Principle:Mlc ai Mlc llm Custom Request Routing
| Knowledge Sources | |
|---|---|
| Domains | Deep_Learning, Distributed_Serving |
| Last Updated | 2026-02-09 00:00 GMT |
Overview
Custom request routing is the technique of translating high-level API requests into orchestrated sequences of low-level microserving operations, enabling programmable dispatch policies that determine how each request flows through a multi-engine inference system.
Description
In disaggregated LLM serving, a single user-facing API request (e.g., an OpenAI-compatible completion request) does not map directly to a single backend call. Instead, it must be decomposed into a coordinated sequence of microserving operations that may span multiple engines. Custom request routing provides a programmable translation layer that sits between the user-facing API and the internal microserving protocol.
The key responsibilities of the routing layer are:
- Request translation: Converting a standard
CompletionRequestinto the appropriate sequence of microserving calls (prep_recv,remote_send,start_generate) based on the selected routing policy. - Policy selection: Choosing between routing strategies (e.g., disaggregated prefill-decode or round-robin) based on the router's configuration, and potentially switching strategies dynamically.
- Endpoint selection: Deciding which specific engine endpoints handle the prefill and decode phases of each request, using load-aware heuristics.
- Extensibility: Providing a clean override point (
translate_request) where custom subclasses can implement entirely new routing strategies without modifying the rest of the infrastructure.
This design follows the Strategy pattern: the routing policy is encapsulated in a method that can be swapped or overridden, while the surrounding infrastructure (request parsing, retry logic, response streaming) remains stable.
Usage
Use custom request routing when:
- You are implementing a disaggregated serving system that needs to decompose requests into multi-step microserving protocols.

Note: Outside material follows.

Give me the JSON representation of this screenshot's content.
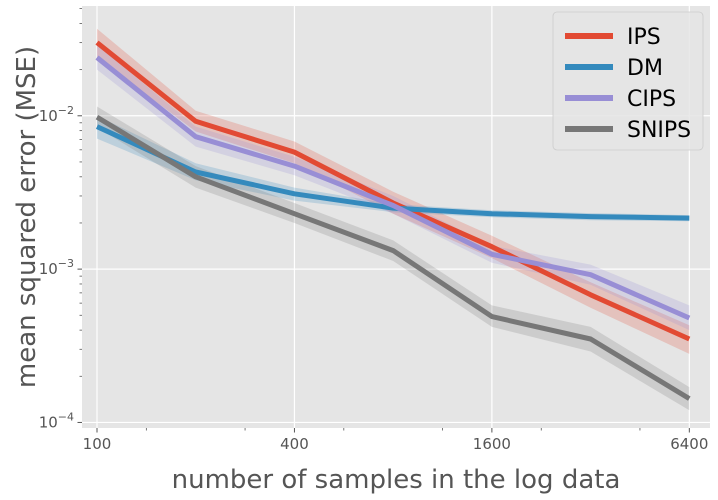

- You want to support multiple routing strategies (disaggregated, round-robin, or custom) behind a single API interface.
- You need load-aware request dispatch to balance work across multiple engine endpoints.
- You are building a custom router subclass that implements domain-specific scheduling policies (e.g., priority-based routing, cost-aware routing, or latency-optimized routing).
Theoretical Basis
Request Translation as a Strategy Pattern
The routing layer implements a clean separation between the external API contract and the internal dispatch logic:
translate_request(request, request_id) -> AsyncGenerator[response]:
match router_mode:
case "disagg":
yield from disaggregated_flow(request, request_id)
case "round-robin":
yield from round_robin_flow(request)
case custom:
yield from custom_flow(request, request_id)
Each flow is an async generator that yields CompletionResponse objects (for streaming) or a single response (for non-streaming). The generator can also yield None to signal preemption, which the outer retry loop in handle_completion interprets as a request to restart the translation.
Disaggregated Flow
In disaggregated mode, the translation decomposes a single request into three sequential microserving calls:
disaggregated_flow(request, request_id):
1. prefill_server = server[0] (fixed)
2. decode_server = pick_least_loaded(server[1:])
3. metadata = prep_recv(decode_server, request)
4. if not fully_cached:
remote_send(prefill_server, request, metadata)
5. yield from start_generate(decode_server, request)
Round-Robin Flow
In round-robin mode, the translation is simpler -- it sends the full request to the least-loaded endpoint:
round_robin_flow(request):
1. endpoint = pick_least_loaded(all_servers)
2. yield from forward_request(endpoint, request)
Extensibility via Subclassing
Because translate_request is a regular instance method, custom routing policies can be implemented by subclassing Router and overriding just this method. The serve() function accepts a router_type parameter for this purpose, allowing the deployment to inject custom router implementations without modifying the framework code.